Your husband or wife, your kids, babies.

While only three were caught over the prescribed concentration of alcohol, 23 were equally impaired with drugs in their system.

That data should shock the hell out of the majority of Sunraysia motorists doing the right thing.

While there has fortunately been a steady reduction in the number of alcohol-impaired drivers detected on local roads, the number of drug-drivers, ashamedly, continues a steady climb.

The impairments related to drink driving should be well known by now, but drug drivers face a similar, if not greater, threat on our roads.

According to the Alcohol and Drug Foundation, even low doses of drugs can significantly reduce driving skills.

Cannabis, for example, can make motorists drive too slowly, find it difficult to stay awake, or to stay within designated lanes while driving.

Amphetamines and ecstasy can lead to speeding or erratic driving as well as reduced vision and increased risk-taking behind the wheel.

Every thirteenth vehicle!

Victorian road deaths are a staggering 40 per cent up on the same time last year and most of those have happened in rural settings.

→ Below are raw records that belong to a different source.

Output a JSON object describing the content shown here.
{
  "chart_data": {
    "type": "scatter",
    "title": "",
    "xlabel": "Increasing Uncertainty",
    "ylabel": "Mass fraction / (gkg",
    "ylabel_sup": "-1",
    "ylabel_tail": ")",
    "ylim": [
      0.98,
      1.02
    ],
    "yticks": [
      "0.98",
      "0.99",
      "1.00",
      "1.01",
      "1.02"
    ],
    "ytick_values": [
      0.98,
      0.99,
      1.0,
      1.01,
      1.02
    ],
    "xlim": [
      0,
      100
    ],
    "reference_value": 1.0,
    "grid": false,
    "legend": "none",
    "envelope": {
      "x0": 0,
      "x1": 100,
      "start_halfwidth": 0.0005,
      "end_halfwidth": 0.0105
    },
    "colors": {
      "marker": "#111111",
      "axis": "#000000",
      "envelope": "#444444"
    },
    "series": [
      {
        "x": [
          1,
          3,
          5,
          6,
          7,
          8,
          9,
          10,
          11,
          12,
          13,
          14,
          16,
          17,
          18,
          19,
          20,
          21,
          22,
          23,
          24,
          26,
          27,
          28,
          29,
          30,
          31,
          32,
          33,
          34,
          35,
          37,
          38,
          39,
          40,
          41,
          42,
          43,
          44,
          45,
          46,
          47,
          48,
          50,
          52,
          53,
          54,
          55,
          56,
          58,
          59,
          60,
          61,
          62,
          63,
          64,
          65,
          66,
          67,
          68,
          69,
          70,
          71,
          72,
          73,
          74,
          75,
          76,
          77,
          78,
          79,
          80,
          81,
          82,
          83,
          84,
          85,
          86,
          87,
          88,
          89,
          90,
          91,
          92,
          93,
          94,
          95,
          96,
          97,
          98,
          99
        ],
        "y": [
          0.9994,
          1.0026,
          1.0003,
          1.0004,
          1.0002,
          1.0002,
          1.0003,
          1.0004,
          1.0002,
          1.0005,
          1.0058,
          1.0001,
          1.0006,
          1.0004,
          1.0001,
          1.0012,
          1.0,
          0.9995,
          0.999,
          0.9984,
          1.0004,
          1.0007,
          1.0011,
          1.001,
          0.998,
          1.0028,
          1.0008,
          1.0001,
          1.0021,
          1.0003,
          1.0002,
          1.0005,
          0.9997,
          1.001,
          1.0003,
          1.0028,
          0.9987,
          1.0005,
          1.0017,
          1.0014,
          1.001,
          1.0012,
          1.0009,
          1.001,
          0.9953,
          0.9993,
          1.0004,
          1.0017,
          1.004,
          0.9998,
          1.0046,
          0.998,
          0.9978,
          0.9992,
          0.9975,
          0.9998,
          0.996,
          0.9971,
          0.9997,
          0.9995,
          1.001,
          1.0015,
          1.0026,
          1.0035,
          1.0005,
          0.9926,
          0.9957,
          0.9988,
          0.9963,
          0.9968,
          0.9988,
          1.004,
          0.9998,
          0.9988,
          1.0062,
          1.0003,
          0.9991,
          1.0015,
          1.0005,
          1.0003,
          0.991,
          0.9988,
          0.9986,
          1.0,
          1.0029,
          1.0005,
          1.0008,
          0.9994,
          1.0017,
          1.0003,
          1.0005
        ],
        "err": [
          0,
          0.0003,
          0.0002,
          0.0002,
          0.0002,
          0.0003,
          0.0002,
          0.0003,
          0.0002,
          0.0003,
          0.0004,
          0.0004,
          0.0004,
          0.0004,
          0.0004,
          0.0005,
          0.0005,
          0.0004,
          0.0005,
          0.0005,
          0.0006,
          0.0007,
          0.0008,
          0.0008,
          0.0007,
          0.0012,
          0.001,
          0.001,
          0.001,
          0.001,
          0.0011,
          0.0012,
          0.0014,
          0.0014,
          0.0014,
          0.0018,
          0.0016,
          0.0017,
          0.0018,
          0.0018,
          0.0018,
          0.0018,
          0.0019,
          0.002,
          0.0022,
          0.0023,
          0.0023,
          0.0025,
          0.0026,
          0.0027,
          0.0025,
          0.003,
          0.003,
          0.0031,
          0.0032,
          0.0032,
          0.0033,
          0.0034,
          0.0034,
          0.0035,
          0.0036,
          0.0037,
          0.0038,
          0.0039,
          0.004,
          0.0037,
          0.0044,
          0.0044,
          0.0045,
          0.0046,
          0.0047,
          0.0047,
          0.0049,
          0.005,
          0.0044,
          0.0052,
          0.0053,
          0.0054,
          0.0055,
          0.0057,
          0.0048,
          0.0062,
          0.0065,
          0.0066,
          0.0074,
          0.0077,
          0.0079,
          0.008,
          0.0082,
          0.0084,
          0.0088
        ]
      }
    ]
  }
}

The number of deaths on the state’s roads for those aged between 16 and 29 has risen by 190 per cent, and 14 people have already died on roads in the Mildura police region this year.

Fourteen people with mothers and fathers, sons and daughters who will forever be asking the question “why”.

It is much the same question police ask when such startling results of their traffic operations reach command.

Removing impaired drivers from the roads is one strategy, halting the issue before it happens is another.

Police can do only so much with the resources they have.

Time and time again, they have said this is a community-wide issue.

It’s time the community took ownership of the problem and shared that responsibility.